Oireachtas Joint and Select Committees

Thursday, 3 June 2021

Select Committee on Housing, Planning and Local Government

Land Development Agency Bill 2021: Committee Stage (Resumed)

Photo of Peter BurkePeter Burke (Longford-Westmeath, Fine Gael) | Oireachtas source

I will do my best. I thank the members again for all their genuine and valuable contributions. I understand where each and every one is coming from. I note members saying the fiscal rules may not be here at some point in the future. Unfortunately, I cannot operate that scratch card type of economics whereby you have a crystal ball before you and you make predictions and put legislation through that affects citizens based on that. My job is to try to put through the best Bill we can put through that will deliver the largest scale of social and affordable housing in this State. I remind members that the affordable percentages are not limits; they are a minimum target. That is the first key thing. The Minister, Deputy Darragh O'Brien, has been very clear that in Dublin he expects the delivery mechanism through the LDA to result in 100% affordable housing. With the previous Government it was 30%. Again, that was not a limit but a minimum. I remind members that through Part V we have the increase to 20%. There seems to be a huge misunderstanding on the committee as to how EUROSTAT and the CSO compile or accredit what is off balance sheet and what is not.

Affordability is not a metric for any agency that is off balance sheet. The metric is whether it can wash its face and how it carries out its business. The LDA, like Coillte and other semi-State companies, will carry out its business by project managing with local authorities. The affordability criteria are set in stone for public lands. There will be a minimum of 50% social and affordable housing, with prices reduced by 20% under Part 5. That gives the LDA capacity and it will project manage with local authorities.

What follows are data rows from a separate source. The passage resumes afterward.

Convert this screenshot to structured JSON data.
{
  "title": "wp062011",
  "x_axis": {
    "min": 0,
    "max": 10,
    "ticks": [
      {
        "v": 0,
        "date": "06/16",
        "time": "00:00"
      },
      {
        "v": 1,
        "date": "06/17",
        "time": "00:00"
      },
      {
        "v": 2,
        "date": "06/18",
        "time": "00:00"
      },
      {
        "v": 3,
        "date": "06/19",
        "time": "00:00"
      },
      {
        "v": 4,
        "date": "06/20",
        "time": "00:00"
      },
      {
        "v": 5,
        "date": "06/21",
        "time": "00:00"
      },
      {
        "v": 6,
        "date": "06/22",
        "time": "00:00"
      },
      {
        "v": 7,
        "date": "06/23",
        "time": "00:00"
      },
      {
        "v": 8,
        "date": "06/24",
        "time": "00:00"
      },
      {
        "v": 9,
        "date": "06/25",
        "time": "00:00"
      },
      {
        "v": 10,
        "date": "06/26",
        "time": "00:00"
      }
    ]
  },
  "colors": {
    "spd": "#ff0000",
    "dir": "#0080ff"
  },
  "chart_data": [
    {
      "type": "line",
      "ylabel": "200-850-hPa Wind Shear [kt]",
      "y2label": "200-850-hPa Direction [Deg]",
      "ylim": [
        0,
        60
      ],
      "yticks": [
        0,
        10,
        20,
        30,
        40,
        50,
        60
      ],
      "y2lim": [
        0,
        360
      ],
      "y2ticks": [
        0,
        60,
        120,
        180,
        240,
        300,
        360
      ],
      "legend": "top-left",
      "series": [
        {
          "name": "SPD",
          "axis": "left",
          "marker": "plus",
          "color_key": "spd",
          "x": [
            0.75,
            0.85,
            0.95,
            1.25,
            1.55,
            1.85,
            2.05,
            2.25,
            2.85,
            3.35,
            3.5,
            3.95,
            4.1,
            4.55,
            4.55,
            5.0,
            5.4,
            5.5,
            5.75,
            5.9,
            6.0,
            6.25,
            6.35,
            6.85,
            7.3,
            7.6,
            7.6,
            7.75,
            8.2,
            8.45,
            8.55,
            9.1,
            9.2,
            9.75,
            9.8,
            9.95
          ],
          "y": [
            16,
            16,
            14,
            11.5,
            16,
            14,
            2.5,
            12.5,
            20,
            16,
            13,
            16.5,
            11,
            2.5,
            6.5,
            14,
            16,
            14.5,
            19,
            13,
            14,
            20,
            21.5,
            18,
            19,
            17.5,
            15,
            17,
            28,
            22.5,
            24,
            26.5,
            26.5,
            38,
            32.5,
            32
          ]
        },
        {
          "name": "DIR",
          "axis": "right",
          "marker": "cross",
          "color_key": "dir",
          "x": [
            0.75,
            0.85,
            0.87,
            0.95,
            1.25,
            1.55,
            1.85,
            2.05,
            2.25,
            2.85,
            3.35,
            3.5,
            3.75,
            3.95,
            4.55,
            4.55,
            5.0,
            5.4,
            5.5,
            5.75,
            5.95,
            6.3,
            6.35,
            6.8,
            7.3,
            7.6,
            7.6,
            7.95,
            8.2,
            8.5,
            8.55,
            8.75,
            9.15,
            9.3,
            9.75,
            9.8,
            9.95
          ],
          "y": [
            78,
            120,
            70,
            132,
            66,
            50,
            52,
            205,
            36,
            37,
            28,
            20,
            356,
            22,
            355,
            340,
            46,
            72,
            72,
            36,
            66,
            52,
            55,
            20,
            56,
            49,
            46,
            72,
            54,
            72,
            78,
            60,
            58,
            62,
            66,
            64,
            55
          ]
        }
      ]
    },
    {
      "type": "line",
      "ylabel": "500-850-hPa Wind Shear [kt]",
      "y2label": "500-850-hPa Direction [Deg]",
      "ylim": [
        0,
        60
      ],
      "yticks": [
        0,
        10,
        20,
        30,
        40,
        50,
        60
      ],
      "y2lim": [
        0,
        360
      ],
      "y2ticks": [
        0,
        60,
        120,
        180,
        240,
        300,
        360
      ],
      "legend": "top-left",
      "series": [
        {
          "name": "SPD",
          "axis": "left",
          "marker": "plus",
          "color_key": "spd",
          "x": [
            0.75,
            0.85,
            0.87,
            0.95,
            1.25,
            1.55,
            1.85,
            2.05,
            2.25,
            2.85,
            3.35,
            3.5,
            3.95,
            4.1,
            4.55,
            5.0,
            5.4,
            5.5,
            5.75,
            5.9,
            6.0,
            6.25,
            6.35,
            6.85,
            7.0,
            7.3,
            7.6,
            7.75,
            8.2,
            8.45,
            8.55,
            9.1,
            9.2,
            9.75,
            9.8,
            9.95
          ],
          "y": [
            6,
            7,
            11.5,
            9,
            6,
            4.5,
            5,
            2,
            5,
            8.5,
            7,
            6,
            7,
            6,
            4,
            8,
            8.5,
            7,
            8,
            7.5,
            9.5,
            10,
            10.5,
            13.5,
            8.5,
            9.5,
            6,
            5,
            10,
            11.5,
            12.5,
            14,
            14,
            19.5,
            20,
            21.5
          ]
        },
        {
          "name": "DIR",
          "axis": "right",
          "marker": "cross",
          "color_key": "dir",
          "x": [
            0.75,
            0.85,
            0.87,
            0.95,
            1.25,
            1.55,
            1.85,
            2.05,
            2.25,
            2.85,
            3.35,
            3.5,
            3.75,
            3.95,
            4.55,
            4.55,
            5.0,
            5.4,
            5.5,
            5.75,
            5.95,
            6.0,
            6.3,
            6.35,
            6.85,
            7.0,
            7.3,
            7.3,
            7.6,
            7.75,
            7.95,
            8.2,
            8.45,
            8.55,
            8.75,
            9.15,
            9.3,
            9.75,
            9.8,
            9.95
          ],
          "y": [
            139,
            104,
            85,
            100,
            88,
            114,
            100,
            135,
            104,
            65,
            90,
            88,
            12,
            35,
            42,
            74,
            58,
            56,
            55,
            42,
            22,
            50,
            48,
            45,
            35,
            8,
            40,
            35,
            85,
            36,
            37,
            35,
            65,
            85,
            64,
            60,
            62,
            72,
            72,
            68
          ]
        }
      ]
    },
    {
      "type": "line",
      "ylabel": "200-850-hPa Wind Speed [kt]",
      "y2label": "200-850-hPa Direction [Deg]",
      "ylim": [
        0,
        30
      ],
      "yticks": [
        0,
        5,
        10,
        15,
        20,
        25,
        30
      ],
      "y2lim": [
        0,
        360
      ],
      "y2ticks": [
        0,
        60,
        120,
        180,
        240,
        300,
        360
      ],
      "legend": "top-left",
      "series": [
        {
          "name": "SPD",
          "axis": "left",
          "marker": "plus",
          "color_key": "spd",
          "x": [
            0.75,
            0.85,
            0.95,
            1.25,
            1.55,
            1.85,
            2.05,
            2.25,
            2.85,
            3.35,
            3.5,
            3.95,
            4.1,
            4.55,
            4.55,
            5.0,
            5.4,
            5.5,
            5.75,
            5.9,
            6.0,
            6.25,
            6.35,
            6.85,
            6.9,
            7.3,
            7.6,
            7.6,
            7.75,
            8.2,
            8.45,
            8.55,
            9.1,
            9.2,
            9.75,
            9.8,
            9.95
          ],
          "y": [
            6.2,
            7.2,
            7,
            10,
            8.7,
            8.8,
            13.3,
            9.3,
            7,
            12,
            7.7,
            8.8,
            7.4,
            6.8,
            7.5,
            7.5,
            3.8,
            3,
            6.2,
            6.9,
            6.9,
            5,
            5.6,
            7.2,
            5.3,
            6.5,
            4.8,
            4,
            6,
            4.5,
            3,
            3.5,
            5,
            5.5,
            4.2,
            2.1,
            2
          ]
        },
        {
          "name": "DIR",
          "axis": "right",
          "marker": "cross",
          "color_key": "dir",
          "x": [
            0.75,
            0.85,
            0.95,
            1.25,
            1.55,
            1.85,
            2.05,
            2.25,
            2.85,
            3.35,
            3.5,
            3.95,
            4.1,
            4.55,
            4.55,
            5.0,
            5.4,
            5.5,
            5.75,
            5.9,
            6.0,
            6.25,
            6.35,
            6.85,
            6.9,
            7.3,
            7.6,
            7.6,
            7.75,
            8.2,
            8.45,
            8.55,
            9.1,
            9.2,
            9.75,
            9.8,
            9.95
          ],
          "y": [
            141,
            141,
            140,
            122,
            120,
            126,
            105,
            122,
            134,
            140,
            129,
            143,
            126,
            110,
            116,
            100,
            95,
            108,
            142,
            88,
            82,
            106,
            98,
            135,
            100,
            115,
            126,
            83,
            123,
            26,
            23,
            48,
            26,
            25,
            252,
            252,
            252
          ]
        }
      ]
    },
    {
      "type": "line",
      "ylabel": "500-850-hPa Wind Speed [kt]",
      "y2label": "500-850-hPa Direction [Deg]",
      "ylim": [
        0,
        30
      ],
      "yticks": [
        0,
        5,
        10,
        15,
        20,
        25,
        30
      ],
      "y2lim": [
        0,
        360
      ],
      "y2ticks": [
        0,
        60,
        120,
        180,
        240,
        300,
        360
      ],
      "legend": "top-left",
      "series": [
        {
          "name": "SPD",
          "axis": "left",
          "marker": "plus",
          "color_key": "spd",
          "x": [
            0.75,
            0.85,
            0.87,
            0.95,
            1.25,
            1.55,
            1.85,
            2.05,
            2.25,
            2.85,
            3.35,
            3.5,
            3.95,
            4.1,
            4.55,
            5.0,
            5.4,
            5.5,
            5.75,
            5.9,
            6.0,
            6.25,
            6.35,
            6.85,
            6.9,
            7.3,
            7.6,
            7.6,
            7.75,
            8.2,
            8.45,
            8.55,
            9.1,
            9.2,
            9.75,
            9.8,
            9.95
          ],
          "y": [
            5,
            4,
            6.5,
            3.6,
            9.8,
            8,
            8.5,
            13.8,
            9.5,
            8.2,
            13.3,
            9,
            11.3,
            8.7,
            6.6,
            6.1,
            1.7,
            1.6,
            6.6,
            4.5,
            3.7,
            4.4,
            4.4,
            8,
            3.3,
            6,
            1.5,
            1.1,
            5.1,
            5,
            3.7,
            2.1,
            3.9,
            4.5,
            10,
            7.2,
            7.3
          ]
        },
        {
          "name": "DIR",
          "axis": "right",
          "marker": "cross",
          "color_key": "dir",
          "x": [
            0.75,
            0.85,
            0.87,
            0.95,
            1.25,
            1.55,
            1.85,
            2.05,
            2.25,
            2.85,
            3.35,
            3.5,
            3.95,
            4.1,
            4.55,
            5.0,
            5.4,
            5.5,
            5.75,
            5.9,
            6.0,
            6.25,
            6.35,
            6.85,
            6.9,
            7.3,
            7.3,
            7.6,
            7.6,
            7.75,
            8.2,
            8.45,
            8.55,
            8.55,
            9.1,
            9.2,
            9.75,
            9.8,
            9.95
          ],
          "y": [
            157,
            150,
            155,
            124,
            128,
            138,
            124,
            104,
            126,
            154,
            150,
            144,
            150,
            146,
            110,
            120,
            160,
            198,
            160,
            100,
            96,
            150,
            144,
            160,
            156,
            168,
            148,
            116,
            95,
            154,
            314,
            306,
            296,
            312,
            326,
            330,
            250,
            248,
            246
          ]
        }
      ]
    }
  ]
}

The cost-rental element will be 30% below cost rents.

Anyone in this committee who suggests that, notwithstanding the massive economic challenges this State faces and the requirement to build 350,000 houses for citizens over the next decade at a probable cost of €100 billion, the State can shoulder the full cost in future and we should not have a semi-State agency that can deliver housing units countercyclically, regardless of how stressed the State is, is living in fantasy land. We have to provide the maximum number of affordable housing units. The Minister has said it is his intention to deliver 100% affordable housing in Dublin.

I remind Members that these figures are minimum rates, not targets. We have to have an honest and open debate on how to deliver these affordable houses our citizens badly need. I also remind members that the LDA is a publicly-owned semi-State company. I hope that will allay concerns.

With regard to the ESRI report on the challenge the State faces, the Department has a record budget for delivering housing. There is no point in muddying the waters by saying affordability is a criterion applied by EUROSTAT. It is not.